Je souhaitais également remercier tous les syndiqués qui ont voté pour la CFDT lors des élections de la fonction publique du mois de décembre 2018 et qui nous ont ainsi permis de conserver notre présence dans les deux instances que sont les CCMI et les CCMA. Mais je ne pourrai pas passer sous silence le taux très important d’abstentions qui nous interroge ! Au niveau national la Fep-CFDT est le premier syndicat dans notre champ professionnel avec également un taux d’abstention non négligeable !

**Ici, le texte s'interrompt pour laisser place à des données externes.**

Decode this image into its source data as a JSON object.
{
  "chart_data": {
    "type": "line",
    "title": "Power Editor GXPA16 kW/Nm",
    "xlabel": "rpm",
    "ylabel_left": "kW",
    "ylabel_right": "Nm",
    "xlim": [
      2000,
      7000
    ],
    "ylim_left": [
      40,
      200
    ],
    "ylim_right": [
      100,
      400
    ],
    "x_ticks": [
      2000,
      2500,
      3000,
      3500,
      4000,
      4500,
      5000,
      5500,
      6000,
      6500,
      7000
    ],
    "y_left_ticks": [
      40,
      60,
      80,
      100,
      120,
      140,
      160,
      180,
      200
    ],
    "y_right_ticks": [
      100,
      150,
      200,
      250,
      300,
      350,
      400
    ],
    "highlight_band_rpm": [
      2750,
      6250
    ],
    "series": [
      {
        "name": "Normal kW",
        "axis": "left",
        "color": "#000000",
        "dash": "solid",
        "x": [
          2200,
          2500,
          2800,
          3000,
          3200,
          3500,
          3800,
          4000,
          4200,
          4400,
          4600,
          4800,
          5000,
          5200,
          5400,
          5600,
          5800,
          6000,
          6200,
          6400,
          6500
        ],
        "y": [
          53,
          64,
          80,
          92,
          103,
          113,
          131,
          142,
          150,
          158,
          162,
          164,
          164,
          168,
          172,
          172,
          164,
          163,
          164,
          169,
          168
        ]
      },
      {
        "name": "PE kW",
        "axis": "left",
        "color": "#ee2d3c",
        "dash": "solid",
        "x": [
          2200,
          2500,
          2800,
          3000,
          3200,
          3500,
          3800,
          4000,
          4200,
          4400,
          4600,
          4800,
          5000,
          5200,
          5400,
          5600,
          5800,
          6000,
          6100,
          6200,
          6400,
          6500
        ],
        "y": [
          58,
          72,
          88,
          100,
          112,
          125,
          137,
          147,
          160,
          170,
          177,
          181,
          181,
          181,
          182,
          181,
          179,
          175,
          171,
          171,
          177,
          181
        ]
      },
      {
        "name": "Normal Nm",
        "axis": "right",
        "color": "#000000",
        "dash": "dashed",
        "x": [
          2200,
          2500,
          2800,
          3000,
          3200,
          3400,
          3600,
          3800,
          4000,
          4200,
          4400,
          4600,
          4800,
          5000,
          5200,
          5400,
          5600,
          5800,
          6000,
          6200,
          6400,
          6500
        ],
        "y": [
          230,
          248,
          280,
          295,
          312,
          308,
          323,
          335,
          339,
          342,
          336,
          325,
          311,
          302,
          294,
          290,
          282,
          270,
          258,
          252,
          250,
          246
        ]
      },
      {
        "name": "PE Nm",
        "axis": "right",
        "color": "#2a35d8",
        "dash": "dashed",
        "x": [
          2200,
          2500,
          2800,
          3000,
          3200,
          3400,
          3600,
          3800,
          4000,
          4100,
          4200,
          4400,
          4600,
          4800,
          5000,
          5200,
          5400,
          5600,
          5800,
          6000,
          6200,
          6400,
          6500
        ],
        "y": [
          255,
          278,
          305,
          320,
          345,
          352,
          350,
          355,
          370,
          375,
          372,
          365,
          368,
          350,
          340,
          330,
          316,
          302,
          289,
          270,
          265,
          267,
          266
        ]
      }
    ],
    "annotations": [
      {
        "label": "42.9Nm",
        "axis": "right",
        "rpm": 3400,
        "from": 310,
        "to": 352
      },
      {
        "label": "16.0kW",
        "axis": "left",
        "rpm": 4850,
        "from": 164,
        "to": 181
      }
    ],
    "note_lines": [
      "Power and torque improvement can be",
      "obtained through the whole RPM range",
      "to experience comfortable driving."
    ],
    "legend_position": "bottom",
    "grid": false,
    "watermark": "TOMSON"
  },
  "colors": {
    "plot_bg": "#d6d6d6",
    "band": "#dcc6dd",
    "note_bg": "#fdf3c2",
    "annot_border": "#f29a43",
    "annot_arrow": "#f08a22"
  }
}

La colère qui s’exprime actuellement dans les manifestations avec parfois une grande violence est le résultat d’une souffrance de longue date, jamais entendue, ignorée par ceux qui nous gouvernent et sûrement pas assez prise en compte par les syndicats, dont la CFDT.

Pourtant la CFDT a toujours revendiqué que seule la justice sociale pourrait permettre les évolutions et la mutation de notre société pour aller vers une transition énergétique et mener une politique écologique assumée, ….

Nous sommes à la croisée des chemins, nous devons rester vigilants sur les choix qui vont se faire, les extrêmes quel qu’ils soient sont à proscrire, il est important que nous préservions la démocratie car elle reste garante de nos libertés.

Des deux mouvements sociaux actuels « gilets jaunes » et « stylos rouges », le second se fait le porte-parole des éléments que la Fep-CFDT et les autres syndicats de l’enseignement privé (voir dans le journal le communiqué Fep-Sgen et celui de l’intersyndicale) revendiquent depuis très longtemps, à savoir : une augmentation du salaire  des enseignants, une reconnaissance du métier, le calendrier du PPCR réactualisé, des conditions de travail améliorées, la résorption de la précarité, un moratoire sur les réformes en cours et enfin récemment le refus d’obliger les enseignants à accepter une seconde heure supplémentaire, car cette mesure ne traite en rien le problème de fond qui est celui du salaire de base des enseignants !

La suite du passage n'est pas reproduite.